Echinacea have to be divided regularly, since most of the cultivars you’ll come across are not as long-lived as you’d like.
I used to have some rather lovely specimens of Echinacea ‘White Swan’ (pictured), one of my favourites in this very drought-tolerant genus.
That is, until I read in a French gardening magazine that I ‘should’ divide them in July.
The outcome was fairly predictable…they died. If only I’d used my common sense!
For Echinacea, spring is the best time to divide, since they are prone to root rots and mollusc damage over winter.
Survive drought and wet weather
I replaced my plants quickly, having already fallen in love – and I’m now in the process of adding every available echinacea I can lay my hands on.
Not only do they survive summer drought, but the stronger types keep going in winter-wet clay.
It’s a genus that has only become popular in the last twenty-five years, owing to the breeding attention it suddenly received in the US back in the 1990s.
One imagines that its adoption by the new perennial planting movement, typified by Piet Oudolf, encouraged plant breeders to continue with their imaginative meddling.
Take a hint from nature
The intention of this style is to mimic the grassland of the North American prairie, where the daisy family reigns supreme in late summer.

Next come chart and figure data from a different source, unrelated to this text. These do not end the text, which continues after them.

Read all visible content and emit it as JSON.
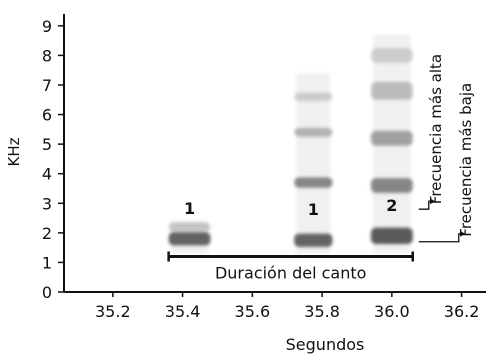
{
  "chart_data": {
    "type": "spectrogram",
    "xlabel": "Segundos",
    "ylabel": "KHz",
    "xlim": [
      35.06,
      36.27
    ],
    "ylim": [
      0,
      9.4
    ],
    "x_ticks": [
      35.2,
      35.4,
      35.6,
      35.8,
      36.0,
      36.2
    ],
    "y_ticks": [
      0,
      1,
      2,
      3,
      4,
      5,
      6,
      7,
      8,
      9
    ],
    "ink_color": "#404040",
    "syllables": [
      {
        "label": "1",
        "x_start": 35.36,
        "x_end": 35.48,
        "low_khz": 1.3,
        "high_khz": 2.4,
        "bands": [
          {
            "y": 1.8,
            "w": 0.45,
            "o": 0.8
          },
          {
            "y": 2.2,
            "w": 0.3,
            "o": 0.25
          }
        ]
      },
      {
        "label": "1",
        "x_start": 35.72,
        "x_end": 35.83,
        "low_khz": 1.3,
        "high_khz": 7.4,
        "bands": [
          {
            "y": 1.75,
            "w": 0.45,
            "o": 0.8
          },
          {
            "y": 3.7,
            "w": 0.35,
            "o": 0.6
          },
          {
            "y": 5.4,
            "w": 0.3,
            "o": 0.35
          },
          {
            "y": 6.6,
            "w": 0.3,
            "o": 0.2
          }
        ]
      },
      {
        "label": "2",
        "x_start": 35.94,
        "x_end": 36.06,
        "low_khz": 1.3,
        "high_khz": 8.7,
        "bands": [
          {
            "y": 1.9,
            "w": 0.55,
            "o": 0.85
          },
          {
            "y": 3.6,
            "w": 0.5,
            "o": 0.6
          },
          {
            "y": 5.2,
            "w": 0.5,
            "o": 0.45
          },
          {
            "y": 6.8,
            "w": 0.6,
            "o": 0.3
          },
          {
            "y": 8.0,
            "w": 0.5,
            "o": 0.2
          }
        ]
      }
    ],
    "duration": {
      "label": "Duración del canto",
      "x_start": 35.36,
      "x_end": 36.06,
      "y": 1.2
    },
    "annotations": [
      {
        "label": "Frecuencia más alta",
        "x": 36.06,
        "y": 2.8
      },
      {
        "label": "Frecuencia más baja",
        "x": 36.06,
        "y": 1.7
      }
    ]
  }
}
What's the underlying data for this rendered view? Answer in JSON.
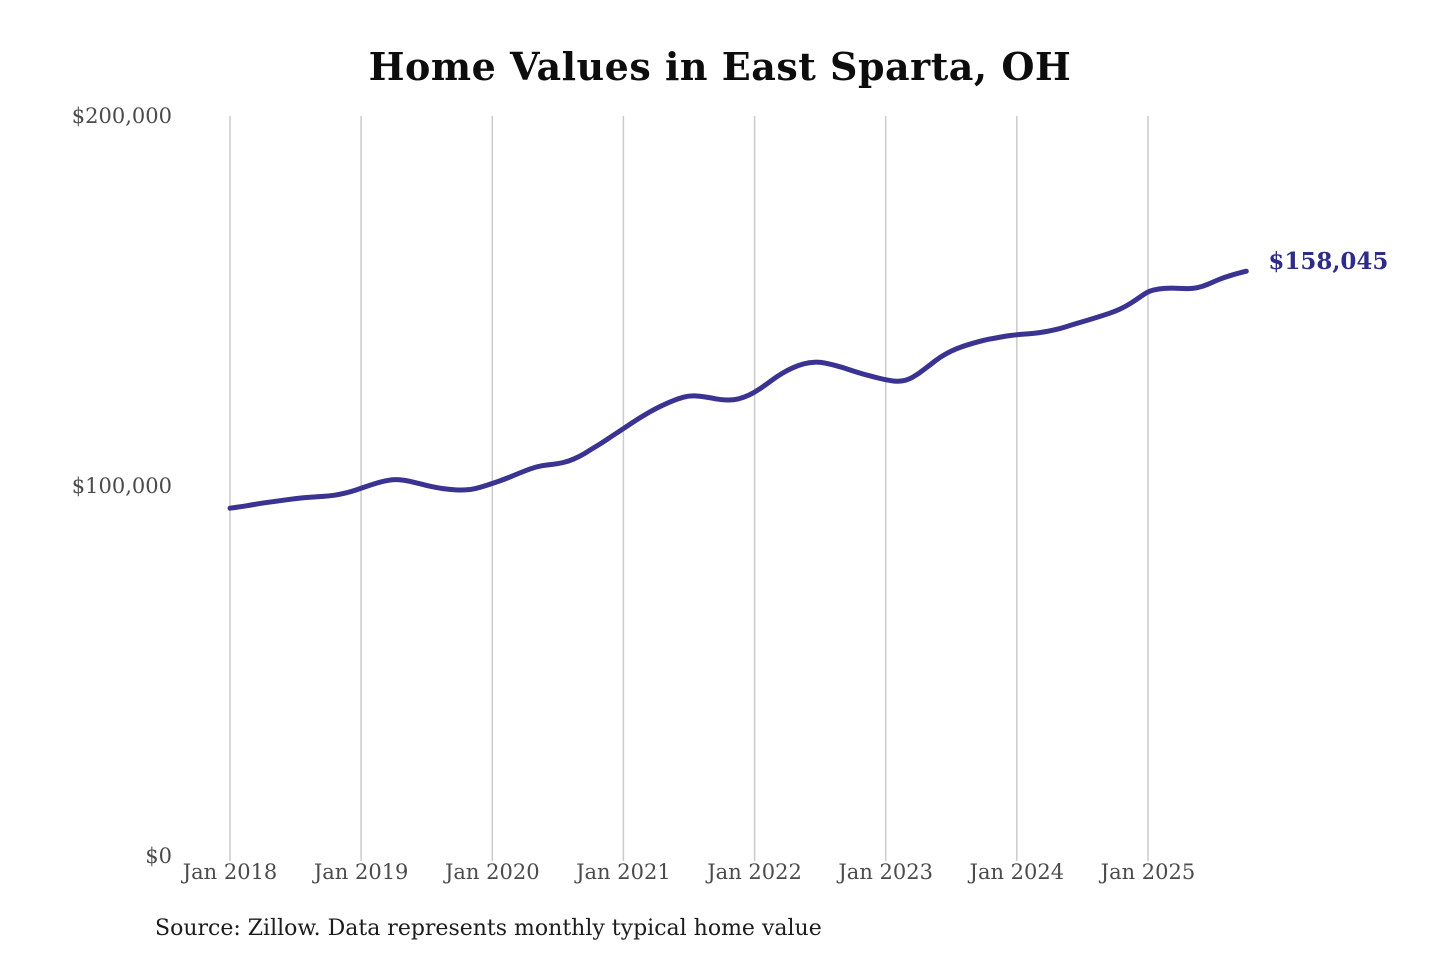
{
  "title": "Home Values in East Sparta, OH",
  "source_note": "Source: Zillow. Data represents monthly typical home value",
  "colors": {
    "background": "#ffffff",
    "line": "#3a3391",
    "final_label": "#2e2c87",
    "gridline": "#cbcbcb",
    "axis_text": "#4b4b4b",
    "title_text": "#0d0d0d",
    "source_text": "#1c1c1c"
  },
  "chart_data": {
    "type": "line",
    "title": "Home Values in East Sparta, OH",
    "x_frequency": "monthly",
    "x_start": "Jan 2018",
    "x_end": "Oct 2025",
    "x_tick_labels": [
      "Jan 2018",
      "Jan 2019",
      "Jan 2020",
      "Jan 2021",
      "Jan 2022",
      "Jan 2023",
      "Jan 2024",
      "Jan 2025"
    ],
    "y_tick_labels": [
      "$0",
      "$100,000",
      "$200,000"
    ],
    "y_ticks": [
      0,
      100000,
      200000
    ],
    "ylim": [
      0,
      200000
    ],
    "grid": "vertical",
    "legend": "none",
    "final_value": 158045,
    "final_value_label": "$158,045",
    "series": [
      {
        "name": "Typical home value",
        "values": [
          94000,
          94400,
          94900,
          95400,
          95800,
          96200,
          96600,
          96900,
          97100,
          97300,
          97700,
          98400,
          99400,
          100400,
          101300,
          101800,
          101600,
          100900,
          100100,
          99500,
          99100,
          98900,
          99000,
          99700,
          100700,
          101700,
          102900,
          104100,
          105200,
          105700,
          106000,
          106700,
          108000,
          109800,
          111600,
          113600,
          115500,
          117500,
          119300,
          121000,
          122400,
          123600,
          124400,
          124300,
          123800,
          123300,
          123200,
          123900,
          125300,
          127300,
          129500,
          131300,
          132600,
          133400,
          133500,
          132900,
          132100,
          131100,
          130200,
          129400,
          128700,
          128200,
          128600,
          130300,
          132600,
          134900,
          136500,
          137700,
          138600,
          139400,
          140000,
          140500,
          140900,
          141100,
          141400,
          141900,
          142600,
          143500,
          144400,
          145300,
          146200,
          147200,
          148600,
          150500,
          152600,
          153300,
          153500,
          153400,
          153300,
          153900,
          155200,
          156400,
          157300,
          158045
        ]
      }
    ]
  }
}
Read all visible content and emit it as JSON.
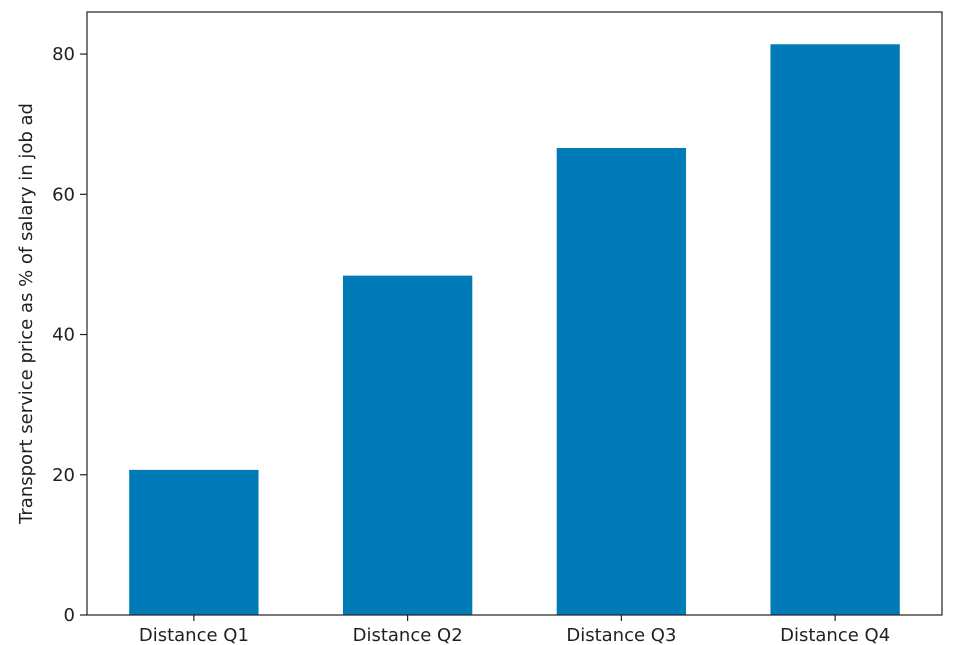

That’s a massive hint from nature to gardeners: late-flowering daisies often make an excellent choice for the summer-dry garden.
Choose coreopsis, rudbeckia, silphium and helianthus if you want the classic yellow or orange daisy flower – but rely on echinacea for their purples.
Aside from their purple colouring, the pronounced central cone makes them stand out amongst most of the other daisies.
Covered in spiky scales, it gives the flower its Latin name, derived from the Greek for hedgehog or sea urchin – ‘echinos’.
And these fascinating cones make echinacea sweet feeding for every butterfly that passes, as well as great favourites of feasting birds in winter.
Why are echinacea so tough and garden-worthy?
Their value, in our gardens, comes from their late flowering: in the wild they must compete with grasses and this delays their flowering season.
Their grassland habitat has endowed them with strong stems (no need for support in the garden!) and characteristically deep rooting to compete with their neighbours – they will gradually form thick, spreading colonies in the right conditions.
In their prairie homeland, echinacea are hardy to -10 or -15 degrees centigrade, although normally covered by snow in winter, which keeps them dry.
Slugs and snails can therefore be a real menace in a winter-wet French garden, such as mine.
If you live further south you are more ideally suited to please a coneflower.
Strong varieties to try
I’ve read that the strongest plants are those with broader leaves, and certainly, if you think of the ‘classic’, longest-lived types of purple coneflower – for example ‘Magnus’, ‘Ruby Giant’, or Piet Oudolf’s 2004 introduction, ‘Vintage Wine’ – they do seem to prove the point.
There are other fine whites apart from ‘White Swan’. Try the broader-petalled flowers of ‘Virgin’, with a green centre and green shading at the tips of the petals.
Or the charming, narrowly spoon-shaped petals of ‘White Spider’.
I’d also like to try some of the rather cunning greens as well – such as delicious ‘Green Envy’ with rather upswept green petals, tinged more purple at their bases and a brownish-purple cone.
Or flatter-faced ‘Green Jewel’, whose green cone will glow among the standard purples of its siblings.
Crosses to produce ‘sunset’ colours are more delicate
Since these plants stepped into the spotlight, we’ve seen an increasing interest in what I call the ‘sunset’ colours, involving crosses between E. paradoxa – the only yellow echinacea – and E. purpurea.
I’ve found that these sunset types don’t put up much of a fight on my heavy clay soil during winter, so perhaps this tap-rooted species is a little more delicate than fibrous-rooted E. purpurea and has passed on its slightly delicate constitution to its descendants?
Some in the sunset group are stronger than others.
Yellow ‘Leilani’ seems built to last, according to plant trials in the UK, although not as easy to come by as others in France.
I’ve also had some success with seedlings from the ‘Mellow Yellows’ seed strain.
More hopeful than the sunset colours, in terms of staying power, are the very recent hybrids between echinacea and rudbeckia, called Echibeckia.
Since orange hues are the strength of the rudbeckia, we should see ever more interesting colours cropping up in the years to come.
Hooked on prairie planting
Now that I’m hooked, I’m experimenting with different species and have become overly fond of the graceful, very drooping petals of pale pink Echinacea pallida. Although it may well hale from damper meadows than E. purpurea, since it seems less tolerant of a dry summer.
Have fun and do remember their prairie habitat.
Try playing with some American prairie grasses, as well as the usual European favourites: ‘big bluestem’ (Andropogon gerardii) and ‘little bluestem’ (Schizachyrium scoparium), as well as shorter ‘prairie dropseed’ (Sporobolus heterolepis) – are easily grown from seed.